Amero, an admitted computer noob, became a cause celebre among security and forensics folks. The evidence was spotty against her and technicalities prevented the defense's best witness from introducing forensics evidence that likely would have spared Amero the conviction. From the forensics, it appeared the classroom's Windows 98 machine (an upgraded Windows 95 relic) was unpatched and its antivirus and content filtering software subscriptions had expired. Logs showed adware present on the machine up to a month before Amero's October 19, 2004 gig as a substitute teacher. Suddenly, the contention Amero may have been surfing for porn was doused in cold water.
Sunbelt Software president Alex Eckelberry was part of the forensics dream team that was given a copy of the classroom's hard drive to examine. Their findings were then backed up by a state crime lab investigation. The team's goal was to compare testimony given at trial with what was on the drive. His personal goal was to right a wrong.

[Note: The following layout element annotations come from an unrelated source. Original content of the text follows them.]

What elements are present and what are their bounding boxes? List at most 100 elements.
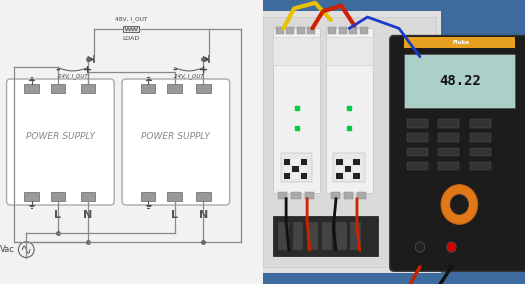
Bar [307, 222, 318, 250]
FancyBboxPatch shape [50, 84, 65, 93]
Bar [407, 133, 428, 142]
Bar [284, 166, 290, 172]
Bar [353, 173, 360, 179]
Bar [470, 133, 491, 142]
Bar [284, 159, 290, 165]
Text: L: L [171, 210, 178, 220]
FancyBboxPatch shape [390, 36, 525, 271]
Bar [331, 192, 340, 199]
Bar [336, 173, 342, 179]
Polygon shape [204, 57, 209, 62]
FancyBboxPatch shape [167, 192, 182, 201]
Bar [301, 166, 308, 172]
Bar [286, 27, 294, 34]
FancyBboxPatch shape [6, 79, 114, 205]
Text: -: - [56, 64, 60, 74]
Bar [273, 37, 320, 65]
FancyBboxPatch shape [122, 79, 230, 205]
Text: Vac: Vac [0, 245, 15, 254]
Bar [438, 133, 459, 142]
Text: 24V, I_OUT: 24V, I_OUT [174, 73, 204, 79]
FancyBboxPatch shape [24, 192, 39, 201]
Bar [353, 166, 360, 172]
Bar [326, 28, 373, 193]
Bar [292, 166, 299, 172]
Bar [349, 27, 357, 34]
Bar [291, 192, 300, 199]
Text: POWER SUPPLY: POWER SUPPLY [26, 132, 95, 141]
Bar [404, 54, 514, 108]
Bar [336, 159, 342, 165]
Bar [344, 173, 351, 179]
FancyBboxPatch shape [24, 84, 39, 93]
Bar [307, 27, 315, 34]
Bar [407, 119, 428, 128]
FancyBboxPatch shape [123, 26, 140, 32]
Circle shape [447, 242, 456, 252]
FancyBboxPatch shape [81, 84, 95, 93]
Bar [438, 162, 459, 170]
Text: LOAD: LOAD [123, 36, 140, 41]
FancyBboxPatch shape [196, 84, 211, 93]
Bar [360, 27, 367, 34]
Polygon shape [88, 57, 94, 62]
Bar [470, 162, 491, 170]
Bar [344, 166, 351, 172]
Bar [273, 28, 320, 193]
Bar [262, 17, 436, 267]
Bar [273, 216, 378, 256]
Bar [470, 148, 491, 156]
Bar [301, 173, 308, 179]
FancyBboxPatch shape [81, 192, 95, 201]
FancyBboxPatch shape [141, 192, 155, 201]
Bar [278, 192, 288, 199]
Bar [438, 148, 459, 156]
Bar [304, 192, 314, 199]
Bar [293, 222, 303, 250]
Bar [351, 222, 361, 250]
Text: +: + [83, 64, 92, 74]
Bar [301, 159, 308, 165]
Bar [278, 222, 289, 250]
Bar [276, 27, 284, 34]
Text: N: N [83, 210, 92, 220]
Text: Fluke: Fluke [452, 40, 469, 45]
Text: N: N [199, 210, 208, 220]
Bar [292, 173, 299, 179]
Bar [344, 159, 351, 165]
Bar [333, 153, 365, 182]
Text: POWER SUPPLY: POWER SUPPLY [141, 132, 211, 141]
FancyBboxPatch shape [196, 192, 211, 201]
Text: -: - [172, 64, 177, 74]
Bar [297, 27, 304, 34]
Bar [257, 11, 441, 273]
Bar [407, 162, 428, 170]
Bar [357, 192, 366, 199]
Circle shape [450, 195, 468, 214]
Text: L: L [54, 210, 61, 220]
Bar [326, 37, 373, 65]
Bar [404, 37, 514, 48]
Bar [470, 119, 491, 128]
Bar [336, 166, 342, 172]
Bar [344, 192, 353, 199]
Bar [284, 173, 290, 179]
Bar [281, 153, 312, 182]
Bar [353, 159, 360, 165]
FancyBboxPatch shape [141, 84, 155, 93]
Bar [339, 27, 346, 34]
Text: 24V, I_OUT: 24V, I_OUT [58, 73, 88, 79]
Circle shape [415, 242, 425, 252]
Text: +: + [199, 64, 208, 74]
Circle shape [441, 185, 478, 224]
Bar [407, 148, 428, 156]
Bar [328, 27, 336, 34]
FancyBboxPatch shape [50, 192, 65, 201]
Bar [336, 222, 346, 250]
Text: 48V, I_OUT: 48V, I_OUT [115, 16, 148, 22]
Bar [321, 222, 332, 250]
Bar [292, 159, 299, 165]
Text: 48.22: 48.22 [440, 74, 481, 88]
Bar [438, 119, 459, 128]
FancyBboxPatch shape [167, 84, 182, 93]
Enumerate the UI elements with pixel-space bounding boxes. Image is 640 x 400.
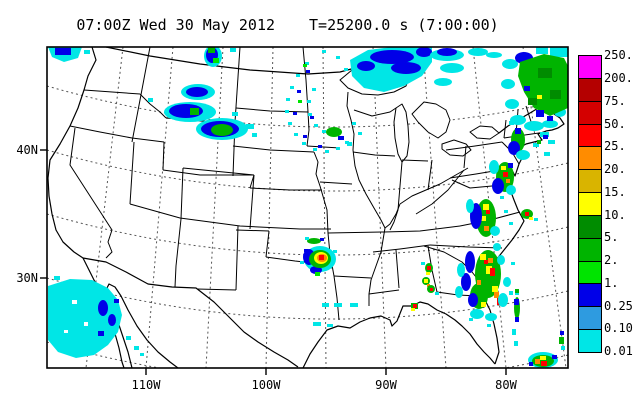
colorbar-label: 2. xyxy=(604,253,619,267)
colorbar-segment xyxy=(579,307,601,331)
precip-oklahoma-storm xyxy=(300,237,337,276)
plot-model-time: T=25200.0 s (7:00:00) xyxy=(309,16,499,34)
colorbar-label: 20. xyxy=(604,162,626,176)
colorbar-label: 25. xyxy=(604,139,626,153)
colorbar-segment xyxy=(579,215,601,239)
lat-label-30n: 30N xyxy=(16,271,38,285)
lat-label-40n: 40N xyxy=(16,143,38,157)
colorbar xyxy=(578,55,602,353)
precipitation-field xyxy=(48,47,568,368)
colorbar-label: 10. xyxy=(604,208,626,222)
colorbar-label: 15. xyxy=(604,185,626,199)
precip-baja-blob xyxy=(48,276,144,358)
colorbar-segment xyxy=(579,170,601,194)
precip-louisiana-cell xyxy=(411,303,418,311)
state-boundaries xyxy=(69,47,547,321)
precip-minnesota-spiral xyxy=(285,47,432,153)
colorbar-segment xyxy=(579,193,601,216)
lon-label-80w: 80W xyxy=(495,378,517,392)
colorbar-segment xyxy=(579,78,601,102)
colorbar-label: 50. xyxy=(604,117,626,131)
lon-label-110w: 110W xyxy=(131,378,161,392)
colorbar-segment xyxy=(579,56,601,79)
colorbar-segment xyxy=(579,147,601,171)
colorbar-label: 0.01 xyxy=(604,344,633,358)
colorbar-label: 5. xyxy=(604,230,619,244)
colorbar-segment xyxy=(579,238,601,262)
colorbar-label: 0.25 xyxy=(604,299,633,313)
plot-title: 07:00Z Wed 30 May 2012 T=25200.0 s (7:00… xyxy=(0,16,575,34)
precip-texas-gulf xyxy=(313,303,358,327)
precip-montana xyxy=(164,84,257,140)
lon-label-100w: 100W xyxy=(251,378,281,392)
colorbar-segment xyxy=(579,330,601,352)
plot-timestamp: 07:00Z Wed 30 May 2012 xyxy=(76,16,276,34)
precip-bahamas-cell xyxy=(528,331,565,368)
precip-north-dakota xyxy=(204,47,236,67)
plot-frame xyxy=(46,46,569,369)
colorbar-label: 0.10 xyxy=(604,321,633,335)
precip-midatlantic-band xyxy=(455,121,538,327)
axis-ticks xyxy=(40,149,507,375)
lon-label-90w: 90W xyxy=(375,378,397,392)
colorbar-segment xyxy=(579,101,601,125)
precip-vancouver xyxy=(48,47,153,102)
colorbar-segment xyxy=(579,284,601,308)
precip-florida-streak xyxy=(509,289,520,346)
colorbar-label: 250. xyxy=(604,48,633,62)
precip-alabama xyxy=(421,262,439,295)
colorbar-label: 75. xyxy=(604,94,626,108)
colorbar-segment xyxy=(579,261,601,285)
colorbar-segment xyxy=(579,124,601,148)
colorbar-label: 1. xyxy=(604,276,619,290)
precip-northeast xyxy=(430,47,568,156)
colorbar-label: 200. xyxy=(604,71,633,85)
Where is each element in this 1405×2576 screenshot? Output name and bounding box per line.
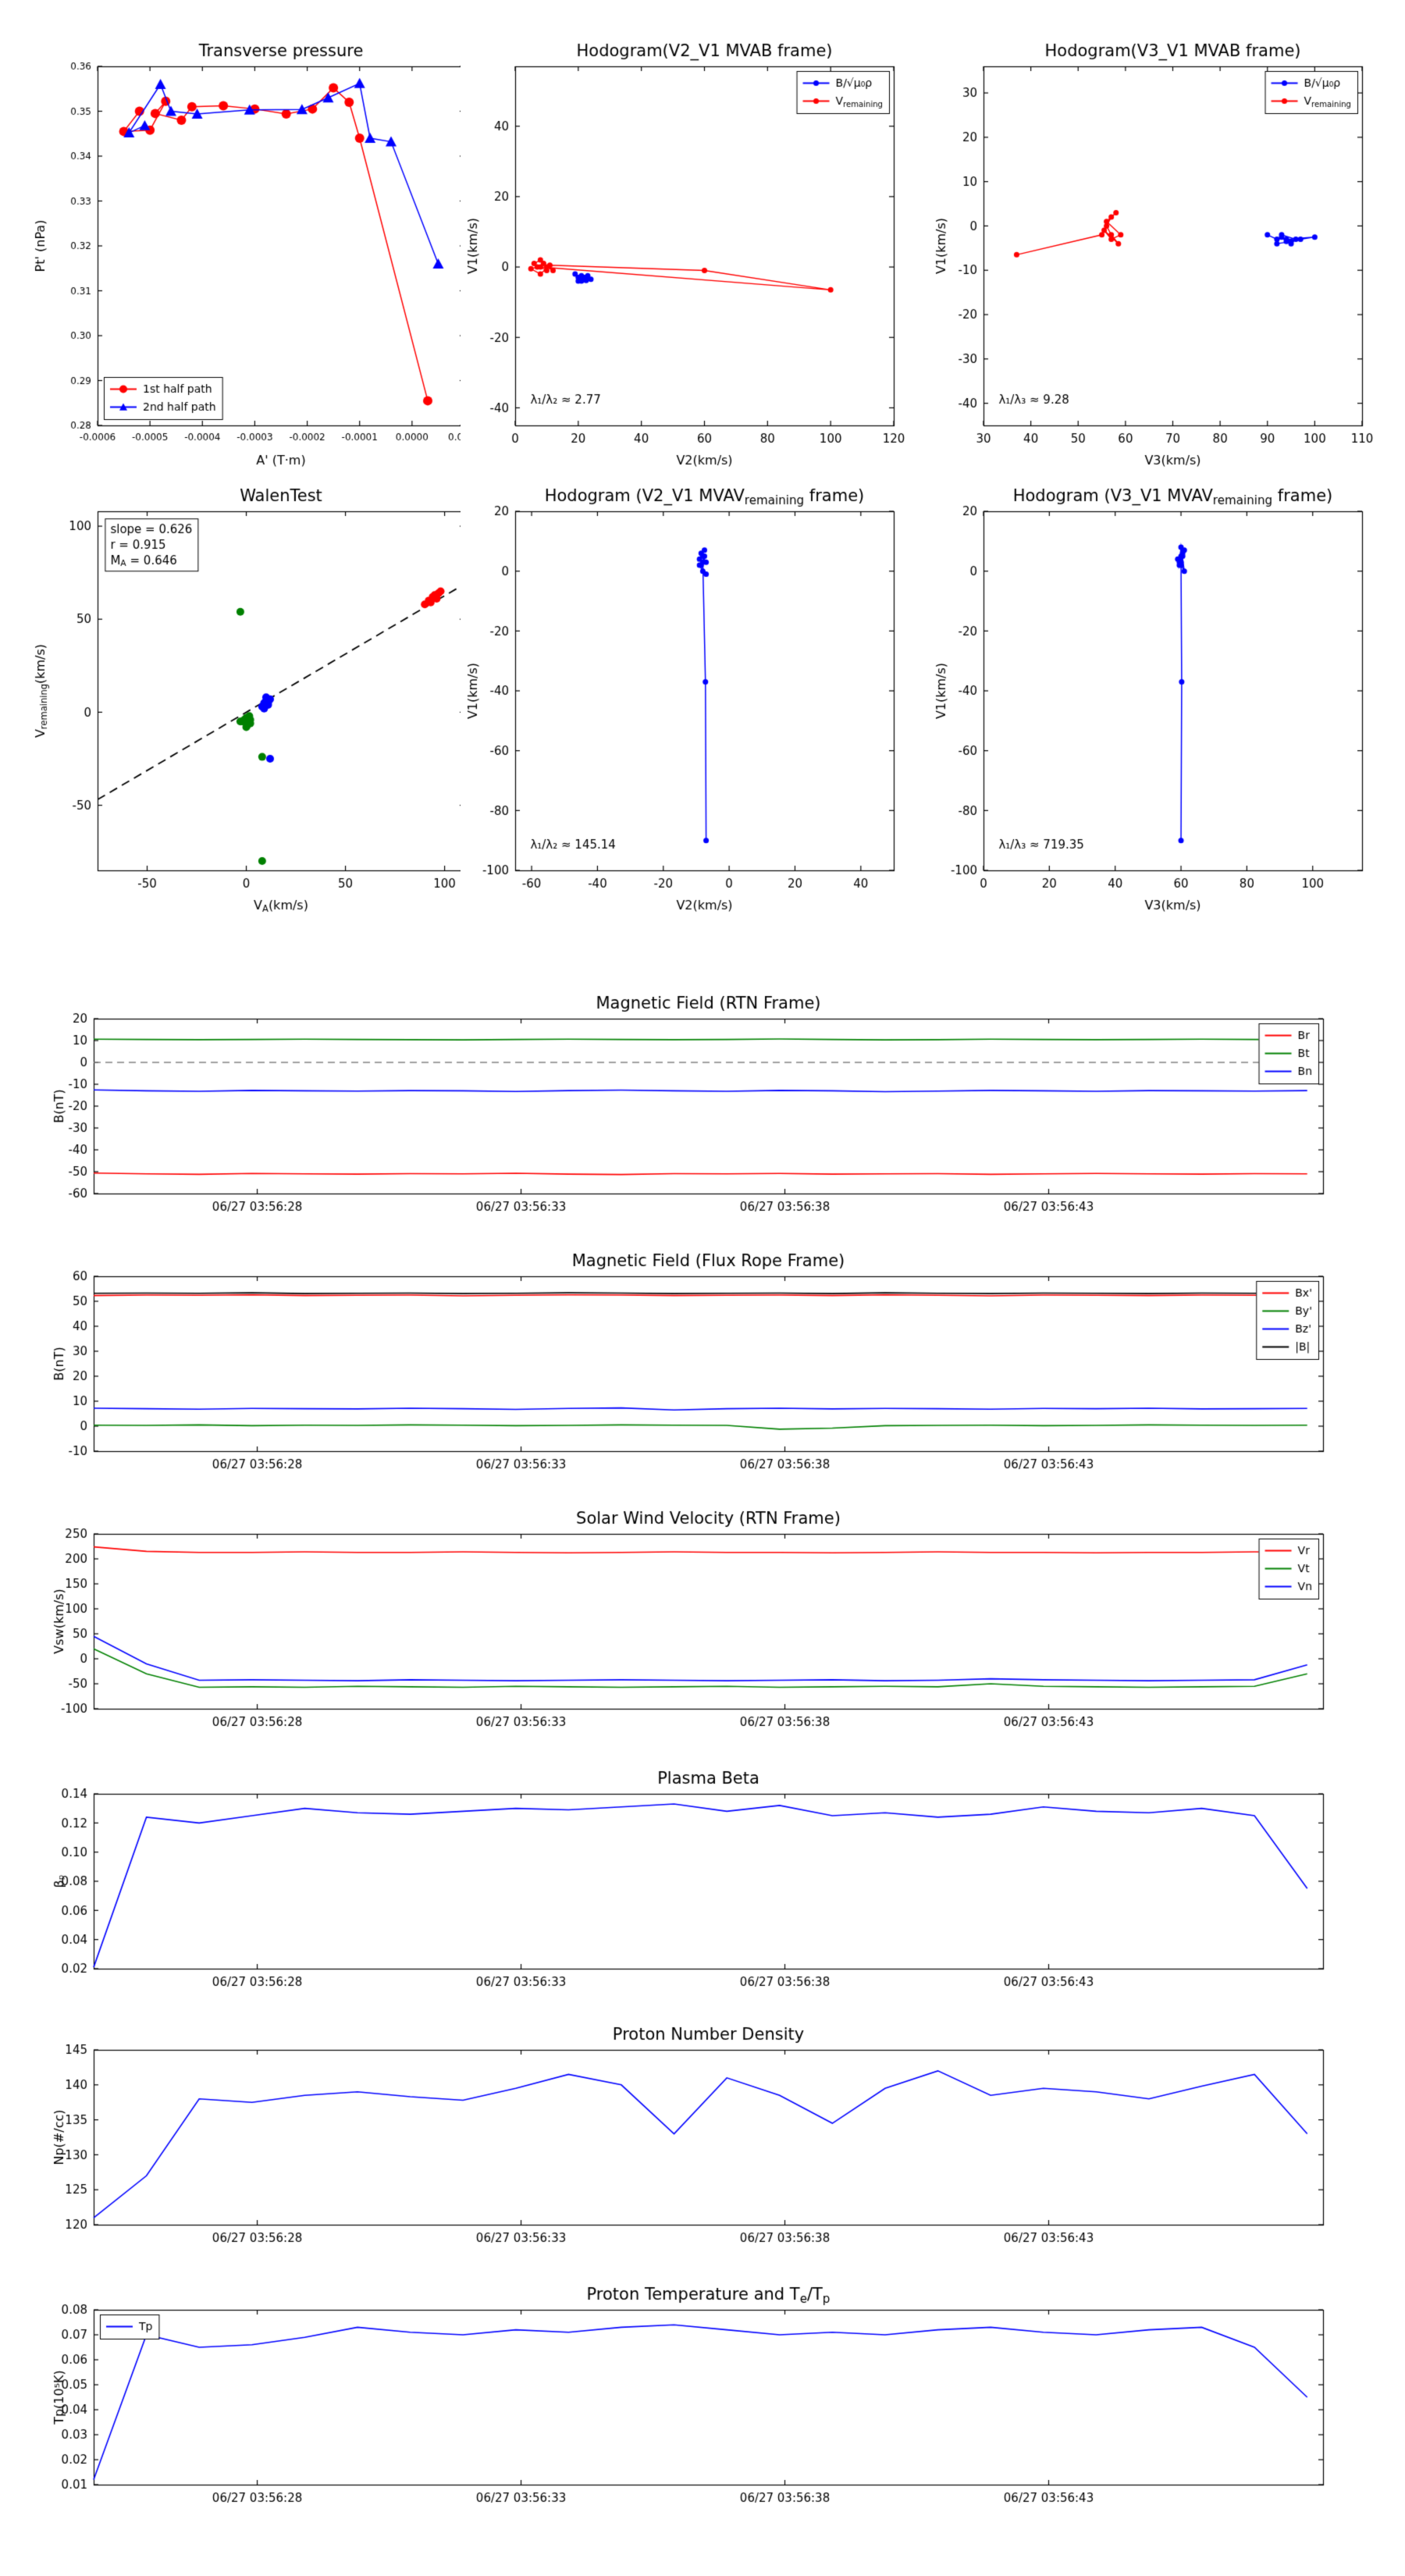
chart-transverse-pressure [23,23,492,476]
chart-proton-number-density [47,2016,1358,2250]
chart-hodogram-v2v1-mvab [461,23,913,476]
chart-hodogram-v2v1-mvav-rem [461,468,913,921]
chart-solar-wind-velocity [47,1500,1358,1735]
chart-plasma-beta [47,1760,1358,1994]
chart-walen-test [23,468,492,921]
chart-proton-temperature [47,2276,1358,2510]
chart-magnetic-field-rtn [47,985,1358,1219]
chart-magnetic-field-fluxrope [47,1243,1358,1477]
chart-hodogram-v3v1-mvab [929,23,1382,476]
chart-hodogram-v3v1-mvav-rem [929,468,1382,921]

"The driving goal for me was to get someone off the hook and help her out," he says. "We found a number of issues with what was said at trial compared to physical evidence. Statements were made that were not backed up by [fact]. The judge said it: there were inaccuracies that may have led the jury to make a different decision."
Most importantly, Eckelberry and the team he was part of--forensics experts Glenn S. Dardick, Robin Stuart and Joel Folkerts; and Eric Sites of Sunbelt and Alex Shipp of MessageLabs--righted a wrong. But they also highlighted some gaps law enforcement has in dealing with sophisticated computer forensics tools, and just how insecure school IT systems are, and how woefully untrained some teachers are in dealing with such a situation.
"Society has decided that pornography is dangerous for children and impairs their morals. OK, if that's society's decision, you've got a machine [in Amero's case] that is dangerous and needs to be controlled," Eckelberry says. "This speaks to so many issues like teacher education, and how schools are protecting students. A half-day of training would have helped this."